Syracuse University professor George Saunders visited the Honors College Commons for the InPrint Reading Series craft talk held Monday.

Syracuse University professor George Saunders visited the Honors College Commons for the InPrint Reading Series craft talk held Monday.

With notebooks and pens in hand, students, teachers and aspiring authors listened intently to hear how to improve their own creative writing at Monday’s lecture in the Honors College Commons.

InPrint Houston, a nonprofit organization dedicated to inspiring readers and writers, presented author and Syracuse University professor George Saunders in an Honors College craft talk to discuss the basics of creative writing.

“The container of all my knowledge is really just sand in a jar,” Saunders said. “And today, I present my jar of sand to you.”

The craft talk was part of a reading series, now in its 33rd season, held by InPrint for the promotion of reading and writing in the Houston community.

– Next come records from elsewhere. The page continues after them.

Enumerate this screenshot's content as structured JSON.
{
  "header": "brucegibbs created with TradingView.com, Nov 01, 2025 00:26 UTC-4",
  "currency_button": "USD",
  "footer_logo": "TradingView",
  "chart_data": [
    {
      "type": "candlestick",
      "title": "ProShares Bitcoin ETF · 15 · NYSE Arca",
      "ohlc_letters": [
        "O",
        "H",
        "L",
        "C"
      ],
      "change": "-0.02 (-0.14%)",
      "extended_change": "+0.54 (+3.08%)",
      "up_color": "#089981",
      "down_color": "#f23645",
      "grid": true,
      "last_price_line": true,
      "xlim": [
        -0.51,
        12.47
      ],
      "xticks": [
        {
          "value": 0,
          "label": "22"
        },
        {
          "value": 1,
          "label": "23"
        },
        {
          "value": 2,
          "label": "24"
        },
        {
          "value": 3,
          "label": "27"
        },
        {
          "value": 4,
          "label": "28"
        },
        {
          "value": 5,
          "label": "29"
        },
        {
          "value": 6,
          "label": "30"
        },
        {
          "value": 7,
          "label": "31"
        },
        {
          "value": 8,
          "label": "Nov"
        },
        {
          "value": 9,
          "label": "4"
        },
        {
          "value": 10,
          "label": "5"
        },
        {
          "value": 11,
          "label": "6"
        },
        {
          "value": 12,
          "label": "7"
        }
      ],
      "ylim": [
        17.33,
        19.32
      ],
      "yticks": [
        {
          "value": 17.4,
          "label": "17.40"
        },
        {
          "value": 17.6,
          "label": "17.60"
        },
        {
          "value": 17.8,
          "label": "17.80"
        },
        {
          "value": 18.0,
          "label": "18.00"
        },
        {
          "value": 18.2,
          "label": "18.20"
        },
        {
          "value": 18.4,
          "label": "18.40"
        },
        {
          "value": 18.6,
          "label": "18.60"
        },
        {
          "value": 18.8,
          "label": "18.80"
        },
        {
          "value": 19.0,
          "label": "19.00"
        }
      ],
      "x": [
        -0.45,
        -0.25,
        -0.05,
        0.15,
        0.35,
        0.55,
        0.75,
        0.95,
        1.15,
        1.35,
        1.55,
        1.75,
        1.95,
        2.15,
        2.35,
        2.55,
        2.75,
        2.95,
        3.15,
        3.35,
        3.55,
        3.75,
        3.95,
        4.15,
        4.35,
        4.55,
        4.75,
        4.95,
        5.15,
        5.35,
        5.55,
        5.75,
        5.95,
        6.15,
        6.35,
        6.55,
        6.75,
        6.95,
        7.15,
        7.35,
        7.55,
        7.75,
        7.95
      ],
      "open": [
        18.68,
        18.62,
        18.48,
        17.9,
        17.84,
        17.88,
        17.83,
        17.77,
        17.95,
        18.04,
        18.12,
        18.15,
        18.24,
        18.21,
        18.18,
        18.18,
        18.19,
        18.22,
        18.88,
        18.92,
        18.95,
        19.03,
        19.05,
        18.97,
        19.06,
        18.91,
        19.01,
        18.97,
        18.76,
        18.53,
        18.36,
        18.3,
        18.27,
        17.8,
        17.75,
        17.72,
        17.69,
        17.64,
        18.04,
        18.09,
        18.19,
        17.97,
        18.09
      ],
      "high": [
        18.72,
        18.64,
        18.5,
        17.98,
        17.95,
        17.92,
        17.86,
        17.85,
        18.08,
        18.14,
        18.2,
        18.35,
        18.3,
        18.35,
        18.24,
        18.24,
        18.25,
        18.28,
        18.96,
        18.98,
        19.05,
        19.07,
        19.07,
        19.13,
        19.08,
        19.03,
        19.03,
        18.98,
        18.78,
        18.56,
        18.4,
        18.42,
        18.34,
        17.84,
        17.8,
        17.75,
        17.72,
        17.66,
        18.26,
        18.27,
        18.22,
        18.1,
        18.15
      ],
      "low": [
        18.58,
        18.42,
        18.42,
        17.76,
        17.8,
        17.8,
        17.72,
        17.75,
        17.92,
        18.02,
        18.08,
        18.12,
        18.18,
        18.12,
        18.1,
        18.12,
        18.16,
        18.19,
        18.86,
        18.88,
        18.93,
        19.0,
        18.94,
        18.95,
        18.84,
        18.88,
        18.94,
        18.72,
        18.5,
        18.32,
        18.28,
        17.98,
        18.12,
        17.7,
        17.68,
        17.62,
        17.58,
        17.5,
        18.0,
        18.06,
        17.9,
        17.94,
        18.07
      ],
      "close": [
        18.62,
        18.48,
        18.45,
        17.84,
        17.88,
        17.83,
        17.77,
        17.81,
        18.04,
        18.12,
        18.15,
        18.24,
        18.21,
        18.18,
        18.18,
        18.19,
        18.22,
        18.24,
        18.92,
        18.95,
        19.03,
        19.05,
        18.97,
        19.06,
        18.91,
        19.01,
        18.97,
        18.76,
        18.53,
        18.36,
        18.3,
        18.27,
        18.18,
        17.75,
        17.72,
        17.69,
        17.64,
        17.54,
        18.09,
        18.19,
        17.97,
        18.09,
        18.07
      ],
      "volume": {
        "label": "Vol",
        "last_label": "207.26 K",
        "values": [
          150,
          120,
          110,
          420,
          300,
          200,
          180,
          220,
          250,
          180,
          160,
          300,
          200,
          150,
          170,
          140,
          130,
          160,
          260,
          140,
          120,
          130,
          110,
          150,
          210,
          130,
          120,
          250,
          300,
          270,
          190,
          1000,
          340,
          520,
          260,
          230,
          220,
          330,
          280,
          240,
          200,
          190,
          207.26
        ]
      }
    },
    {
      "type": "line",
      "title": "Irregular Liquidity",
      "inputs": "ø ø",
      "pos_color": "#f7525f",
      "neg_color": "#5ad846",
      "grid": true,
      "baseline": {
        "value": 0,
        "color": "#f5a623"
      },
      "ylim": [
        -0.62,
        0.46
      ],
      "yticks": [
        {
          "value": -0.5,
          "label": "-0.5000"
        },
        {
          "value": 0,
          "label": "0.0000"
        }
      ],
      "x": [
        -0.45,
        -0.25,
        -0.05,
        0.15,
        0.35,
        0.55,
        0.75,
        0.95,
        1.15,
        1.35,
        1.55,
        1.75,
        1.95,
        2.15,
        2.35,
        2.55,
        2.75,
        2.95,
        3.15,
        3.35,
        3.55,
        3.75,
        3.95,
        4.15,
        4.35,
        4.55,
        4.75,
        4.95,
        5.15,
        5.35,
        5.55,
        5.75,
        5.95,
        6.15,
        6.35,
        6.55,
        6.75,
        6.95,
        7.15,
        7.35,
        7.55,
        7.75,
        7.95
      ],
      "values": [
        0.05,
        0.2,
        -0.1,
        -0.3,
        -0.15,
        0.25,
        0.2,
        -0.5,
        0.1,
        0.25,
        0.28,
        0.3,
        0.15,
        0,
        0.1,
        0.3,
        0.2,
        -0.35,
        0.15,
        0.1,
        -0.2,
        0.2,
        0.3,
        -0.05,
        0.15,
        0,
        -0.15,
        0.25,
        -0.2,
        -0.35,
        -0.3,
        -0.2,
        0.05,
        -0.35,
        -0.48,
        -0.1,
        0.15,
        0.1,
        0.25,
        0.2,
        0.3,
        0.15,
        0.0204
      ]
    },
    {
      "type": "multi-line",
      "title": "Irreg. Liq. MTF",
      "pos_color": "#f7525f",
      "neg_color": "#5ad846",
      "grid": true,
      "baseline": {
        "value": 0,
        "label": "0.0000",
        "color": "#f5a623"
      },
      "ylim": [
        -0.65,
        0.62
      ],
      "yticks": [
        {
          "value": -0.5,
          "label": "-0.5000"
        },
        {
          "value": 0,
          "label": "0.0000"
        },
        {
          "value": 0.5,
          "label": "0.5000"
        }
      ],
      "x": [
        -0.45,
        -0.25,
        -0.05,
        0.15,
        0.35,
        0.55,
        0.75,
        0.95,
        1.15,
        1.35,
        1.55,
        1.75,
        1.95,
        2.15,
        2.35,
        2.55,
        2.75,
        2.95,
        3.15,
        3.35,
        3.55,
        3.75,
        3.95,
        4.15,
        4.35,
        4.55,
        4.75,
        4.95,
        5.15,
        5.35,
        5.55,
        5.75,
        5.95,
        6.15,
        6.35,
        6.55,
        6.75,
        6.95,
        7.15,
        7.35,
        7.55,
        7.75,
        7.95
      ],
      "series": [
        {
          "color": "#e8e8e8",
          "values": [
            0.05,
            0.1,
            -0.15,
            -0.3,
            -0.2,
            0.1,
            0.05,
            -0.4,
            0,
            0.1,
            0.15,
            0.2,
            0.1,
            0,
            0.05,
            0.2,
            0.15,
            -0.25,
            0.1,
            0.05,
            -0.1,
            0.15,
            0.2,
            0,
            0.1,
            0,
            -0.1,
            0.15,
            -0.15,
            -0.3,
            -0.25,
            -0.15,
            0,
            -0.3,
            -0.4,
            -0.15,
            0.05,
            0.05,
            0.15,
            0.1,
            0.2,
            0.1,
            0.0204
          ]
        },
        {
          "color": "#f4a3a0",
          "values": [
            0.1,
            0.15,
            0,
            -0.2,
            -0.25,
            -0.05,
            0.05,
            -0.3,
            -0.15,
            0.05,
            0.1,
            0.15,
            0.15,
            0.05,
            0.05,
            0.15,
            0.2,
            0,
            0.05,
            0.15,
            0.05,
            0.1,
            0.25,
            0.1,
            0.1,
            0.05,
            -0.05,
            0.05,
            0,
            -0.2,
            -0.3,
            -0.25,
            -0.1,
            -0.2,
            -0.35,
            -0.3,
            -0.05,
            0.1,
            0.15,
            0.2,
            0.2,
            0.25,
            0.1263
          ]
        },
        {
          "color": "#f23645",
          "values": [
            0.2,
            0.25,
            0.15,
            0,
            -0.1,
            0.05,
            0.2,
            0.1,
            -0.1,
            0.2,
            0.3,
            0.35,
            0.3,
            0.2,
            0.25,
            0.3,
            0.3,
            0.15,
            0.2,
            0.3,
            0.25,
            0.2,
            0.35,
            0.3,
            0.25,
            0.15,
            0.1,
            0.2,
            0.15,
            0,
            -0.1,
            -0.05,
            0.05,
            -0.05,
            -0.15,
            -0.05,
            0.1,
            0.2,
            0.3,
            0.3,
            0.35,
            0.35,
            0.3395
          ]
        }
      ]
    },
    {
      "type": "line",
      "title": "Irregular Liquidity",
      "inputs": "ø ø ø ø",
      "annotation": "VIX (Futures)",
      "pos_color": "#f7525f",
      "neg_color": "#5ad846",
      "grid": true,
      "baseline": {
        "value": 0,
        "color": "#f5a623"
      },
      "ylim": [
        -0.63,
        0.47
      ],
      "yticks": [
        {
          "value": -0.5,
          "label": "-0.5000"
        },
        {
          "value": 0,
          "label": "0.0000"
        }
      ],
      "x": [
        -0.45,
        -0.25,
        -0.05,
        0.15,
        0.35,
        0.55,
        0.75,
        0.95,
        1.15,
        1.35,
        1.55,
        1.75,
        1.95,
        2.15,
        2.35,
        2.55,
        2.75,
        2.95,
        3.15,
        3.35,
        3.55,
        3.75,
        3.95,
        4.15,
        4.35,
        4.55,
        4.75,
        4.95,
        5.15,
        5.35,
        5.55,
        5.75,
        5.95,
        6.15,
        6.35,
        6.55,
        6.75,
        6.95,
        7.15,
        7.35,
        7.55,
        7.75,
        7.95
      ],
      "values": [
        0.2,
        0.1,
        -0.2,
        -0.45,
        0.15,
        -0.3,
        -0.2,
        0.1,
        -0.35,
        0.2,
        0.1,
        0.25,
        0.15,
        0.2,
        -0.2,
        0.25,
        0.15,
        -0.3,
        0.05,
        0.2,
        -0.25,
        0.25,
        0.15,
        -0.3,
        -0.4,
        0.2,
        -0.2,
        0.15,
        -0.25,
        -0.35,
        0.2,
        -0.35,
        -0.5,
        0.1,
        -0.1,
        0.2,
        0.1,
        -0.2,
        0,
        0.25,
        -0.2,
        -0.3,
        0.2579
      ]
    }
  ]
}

Following the lecture in the Honors Commons was a sold-out reading of Saunders’ work at the Alley Theater in the downtown area.

“These series are mainly for the benefit of creative writing students, but we open them up to the public in order to inspire the community to read and write,” said InPrint Executive Director Rich Levy.

According to Saunders, creative writing is a process that actually involves more editing than anything else. For his own work, the process begins as reading yesterday’s work with a clean mind and gauging the initial response.

“Our best tool is that momentary reaction of our own prose,” Saunders said.

The next step is to observe the tiny adjustments that present themselves in the day’s “honest reading.” The trick is to cut down the work into its bare bones, and then slowly let it grow organically.

“There’s a certain aspect of mystery to this method,” Saunders said. “You could potentially be a great writer without any professional tools, so to speak.”

This process includes editing hundreds of drafts, line-by-line, until plot elements begin to develop. The goal is: If the original work were stored in a clay pot, it would crack the pot open from growing bigger than the author could have imagined.

“The embodiment of craft,” Saunders said, “is the intersection of a writer’s joy and the reader’s joy in appreciating the writer’s joy.”

Professor Aaron Reynolds of the UH Creative Writing Program and his students attended the lecture for a chance to hear and meet an author they’re studying in the course.

“Undergraduates love George Saunders,” Reynolds said. “He’s by far their favorite writer that I assign.”

Others among the audience of the overcrowded lecture were university students, classes from YES Prep and the High School for the Performing and Visual Arts, professors and interested members of the writing community. The event was also filmed for future posting on the InPrint website in the archives of all craft talks the organization has hosted.

On the process of creating quality works of writing, Saunders said, “To put it simply, it’s never over until it’s over.”